Он несказанно удивил своих слуг столь скорым возвращением и тут же, еще более озадачив, спросил:

– Конь для меня готов?

– Еще нет, князь.

– Так готовьте быстро. Со мной отправится дюжина стремянных. Остальные пусть догоняют.

Первым узнал о бегстве князя Старицкого тайный дьяк и сразу же поспешил к царице. Увы, его тоже не впустили. Тогда тайный дьяк – к Овчине-Телепневу:

– В бега пустился князь Андрей, не сказав слугам, к себе ли в Старицу, к Сигизмунду ли.

– Ожидаемо, – стараясь не выдать своей радости, вроде бы задумчиво проговорил князь Овчина-Телепнев, затем добавил: – Погоню бы учинить, только без воли на то царицы Елены зело опасно.

– Верно. Головой можно поплатиться. И без того ты, князь, много насамовольничал. И с Воротынским, и с Глинским.

– Не дерзи! Язык велю отрезать!

– Я не дерзю, я от неразумности остерегаю. А язык? Хочешь без ушей и глаз остаться, так казни.

– Ладно. Ступай. Ты сам сказывал не единожды: твое дело донести известие. Думать же нам с царицей.

Однако и Овчину-Телепнева не пустили к Елене, как ни убеждал он стражу, что дело срочное, отлагательства не терпящее, не подействовала и угроза неминуемой кары за непочтение. Пришлось поворачивать оглобли.

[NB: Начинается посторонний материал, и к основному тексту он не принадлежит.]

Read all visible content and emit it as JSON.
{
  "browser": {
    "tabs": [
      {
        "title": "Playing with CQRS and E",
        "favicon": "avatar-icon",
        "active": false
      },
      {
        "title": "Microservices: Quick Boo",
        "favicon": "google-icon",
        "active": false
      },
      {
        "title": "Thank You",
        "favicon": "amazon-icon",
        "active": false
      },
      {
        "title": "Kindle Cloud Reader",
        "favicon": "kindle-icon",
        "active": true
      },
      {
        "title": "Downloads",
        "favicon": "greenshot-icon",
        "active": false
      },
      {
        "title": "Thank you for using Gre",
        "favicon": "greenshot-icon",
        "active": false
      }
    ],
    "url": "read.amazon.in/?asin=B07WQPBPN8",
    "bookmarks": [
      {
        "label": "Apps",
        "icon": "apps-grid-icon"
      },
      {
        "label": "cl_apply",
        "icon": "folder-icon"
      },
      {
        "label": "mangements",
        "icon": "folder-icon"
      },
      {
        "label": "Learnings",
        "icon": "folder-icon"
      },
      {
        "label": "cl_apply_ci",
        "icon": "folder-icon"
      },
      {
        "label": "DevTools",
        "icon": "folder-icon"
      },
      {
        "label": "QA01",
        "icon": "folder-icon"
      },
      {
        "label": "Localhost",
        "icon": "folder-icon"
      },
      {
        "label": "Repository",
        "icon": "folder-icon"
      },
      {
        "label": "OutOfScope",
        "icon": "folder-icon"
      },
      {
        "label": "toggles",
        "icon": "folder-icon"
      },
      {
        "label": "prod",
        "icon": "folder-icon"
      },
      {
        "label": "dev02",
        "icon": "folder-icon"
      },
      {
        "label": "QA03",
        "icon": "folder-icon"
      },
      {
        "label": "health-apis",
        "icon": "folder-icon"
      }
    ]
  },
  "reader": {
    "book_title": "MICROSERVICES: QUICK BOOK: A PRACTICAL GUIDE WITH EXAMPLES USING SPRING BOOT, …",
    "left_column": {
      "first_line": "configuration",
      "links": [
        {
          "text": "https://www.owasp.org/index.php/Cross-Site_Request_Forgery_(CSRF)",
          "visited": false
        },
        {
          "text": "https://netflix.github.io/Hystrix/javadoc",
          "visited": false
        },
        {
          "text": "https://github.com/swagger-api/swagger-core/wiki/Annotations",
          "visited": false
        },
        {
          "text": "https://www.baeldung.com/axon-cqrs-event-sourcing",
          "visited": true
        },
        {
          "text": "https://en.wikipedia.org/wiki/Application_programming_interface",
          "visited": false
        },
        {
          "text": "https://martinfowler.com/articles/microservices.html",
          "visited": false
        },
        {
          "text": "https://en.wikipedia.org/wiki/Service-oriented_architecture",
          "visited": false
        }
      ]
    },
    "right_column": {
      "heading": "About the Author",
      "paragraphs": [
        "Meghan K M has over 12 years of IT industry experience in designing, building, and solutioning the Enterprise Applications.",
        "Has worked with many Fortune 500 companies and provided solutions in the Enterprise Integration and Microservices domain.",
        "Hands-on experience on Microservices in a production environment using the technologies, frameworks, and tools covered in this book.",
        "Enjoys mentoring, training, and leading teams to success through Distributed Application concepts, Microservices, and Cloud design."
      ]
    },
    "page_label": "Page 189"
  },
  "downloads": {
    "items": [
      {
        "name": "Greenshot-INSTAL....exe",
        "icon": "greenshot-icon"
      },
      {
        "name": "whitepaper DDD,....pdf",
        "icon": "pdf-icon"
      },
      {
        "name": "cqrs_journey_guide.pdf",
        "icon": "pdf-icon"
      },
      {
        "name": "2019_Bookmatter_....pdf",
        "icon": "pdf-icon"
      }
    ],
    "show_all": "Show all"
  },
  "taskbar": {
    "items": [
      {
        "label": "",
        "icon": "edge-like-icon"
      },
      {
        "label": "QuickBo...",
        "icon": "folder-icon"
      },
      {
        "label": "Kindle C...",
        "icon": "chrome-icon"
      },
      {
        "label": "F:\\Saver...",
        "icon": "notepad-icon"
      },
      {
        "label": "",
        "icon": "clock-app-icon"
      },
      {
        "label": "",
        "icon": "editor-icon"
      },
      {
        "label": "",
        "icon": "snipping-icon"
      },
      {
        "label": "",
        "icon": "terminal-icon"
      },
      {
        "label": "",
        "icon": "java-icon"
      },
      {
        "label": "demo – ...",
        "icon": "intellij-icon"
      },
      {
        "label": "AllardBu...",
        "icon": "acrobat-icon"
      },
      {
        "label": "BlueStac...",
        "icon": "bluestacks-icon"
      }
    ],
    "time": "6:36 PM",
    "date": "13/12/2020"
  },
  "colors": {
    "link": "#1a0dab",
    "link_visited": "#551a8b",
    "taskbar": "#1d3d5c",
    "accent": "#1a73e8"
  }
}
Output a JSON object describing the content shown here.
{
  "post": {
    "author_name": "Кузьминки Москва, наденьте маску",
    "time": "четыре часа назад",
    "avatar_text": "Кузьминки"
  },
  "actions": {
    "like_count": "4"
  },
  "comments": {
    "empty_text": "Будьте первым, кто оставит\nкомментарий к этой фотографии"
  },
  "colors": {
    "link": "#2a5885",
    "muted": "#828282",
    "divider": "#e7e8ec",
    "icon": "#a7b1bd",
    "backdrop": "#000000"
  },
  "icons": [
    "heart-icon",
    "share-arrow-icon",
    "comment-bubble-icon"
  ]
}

Первым делом, когда Елена взяла себя в руки, она повелела:

– Позовите князей Овчину-Телепнева и Андрея Ивановича.

Пришел, однако, в покои царицы только Телепнев. Хотел было привычно обнять Елену и поцеловать, но она, хоть и нежно, все же отстранила его.

– После, князюшка. Сейчас Андрей Иванович пожалует.

– Не пожалует. Он ускакал. Либо в Старицу, либо к Сигизмунду.

– Выходит, оскорбился. Да, не успела я сдержать данное ему слово, так не моя в том вина. Господь Бог опередил меня, позвав к себе многострадального Михаила Львовича, – вздохнув, спросила с ноткой строгости: – Чего же не оповестил меня сразу?

– Не впустили, моя царица, сослались на твой строгий приказ. Отправлю я дерзких за Вятку добывать пушнину.

– Не посмей. Они исполняли мою волю. Виновна я. Меня и казни.

– Выходит, тебя опалить? Поцелуем?

– Да.

– Но прежде вели слать погоню.

– Погоди. Обними меня и поцелуй. А об Андрее после подумаем, как лучше поступить.

Настаивать на своем Овчина-Телепнев не стал, да и до того ли ему было, если его ждали ласки любимой? «Никуда Андрей Иванович не денется, – подумал князь. – Вижу, скоро ему придет конец».

Андрей Старицкий ждал погони, поэтому дважды менял коней, выжимая из них все возможное – не верил, что Овчина-Телепнев не станет подталкивать Елену на решительные меры, – однако, доскакал до Старицы без помех.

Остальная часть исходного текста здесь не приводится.